The parties are not all the same and they are not morally equivalent. I believe that moderate social democracy is a moral superior way of running a country to laissez faire capitalism. If I didn't believe that I'd be a swing voter not a Labour activist. We need to convert more people to that certainty of belief, not just accept an age of ideological shopping around. It's bizarre that at a time when religious faith is regaining ground globally and in the UK, we shouldn't be seeking to evangelise about our secular social democratic worldview.

The Coalition has created the moral gap between the parties by pursuing extreme policies. If they were a centrist government we would have no grounds for, as Peter puts it, casting "high-minded aspersions on their morality and humanity". They chose to open themselves up to these attacks. No one made them do it. They made moral choices and they chose bad policies.

I want the attractive policies and the popular candidates as part of the mix that wins Labour elections but I want those policies to be shaped and those candidates to be motivated by ideology, a clear sense of what social and economic class we are primarily here to represent, and yes morality. Politics has to be about something more than a retail competition for votes. If that's all it is then why not quit the field and lets the supermarket chains develop political products and run for office?

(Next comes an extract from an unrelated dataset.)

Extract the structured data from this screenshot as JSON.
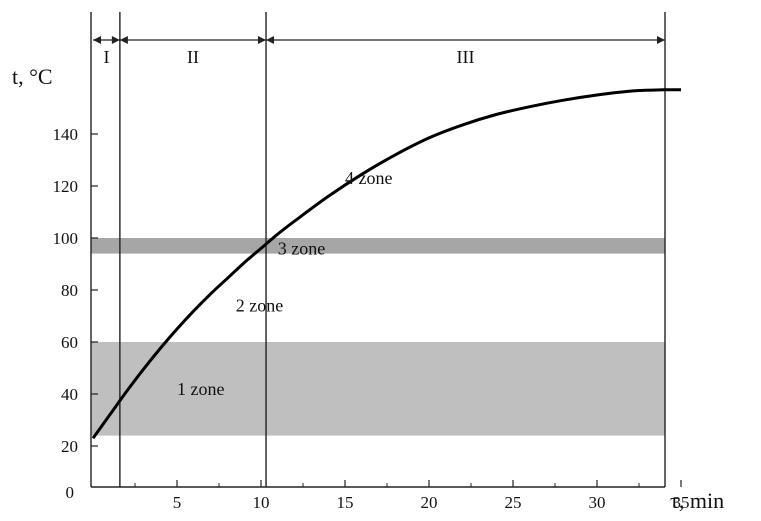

Compass prepares to commit political suicide

The soft-left faction Compass has suggested many crazy ideas over the years, but has now topped it all by suggesting opening its ranks up to Lib Dems, just at the point when the Lib Dems are self-destructing as a party (down to 9-10% in the polls) and have clearly demonstrated through their actions in government that they are not a centre-left or progressive party.

There's detail here: http://www.morningstaronline.co.uk/index.php/news/content/view/full/98181

and here: http://www.labourlist.org/mark-ferguson-can-compass-survive-outside-the-labour-party

Part of me wants to gloat at the tactical and strategic stupidity of this move, which will destroy Compass' credibility within the Labour Party.

But on another level it is desperately sad. There are a lot of people who legitimately self-describe as soft-left and sit between the Bennite hard left and people like me. They deserve a better vehicle for their politics, a better forum for discussion and a better space to network in the Party than Compass. There must be many of them who are absolutely solid Labour partisans and want nothing to do with openings to the Lib Dems, Greens or Trots. I hope they get out of Compass and create something better that will play a more constructive role in the internal life of the Labour Party (for a start off it shouldn't be allied with the hard left Grassroots Alliance in internal party elections) and have no truck with appeasement of other parties. If they get this right it could be as significant as the Labour Co-ordinating Committee's 1985 realignment of the left (when the soft left split from the Bennites and went into alliance with the right of the Party).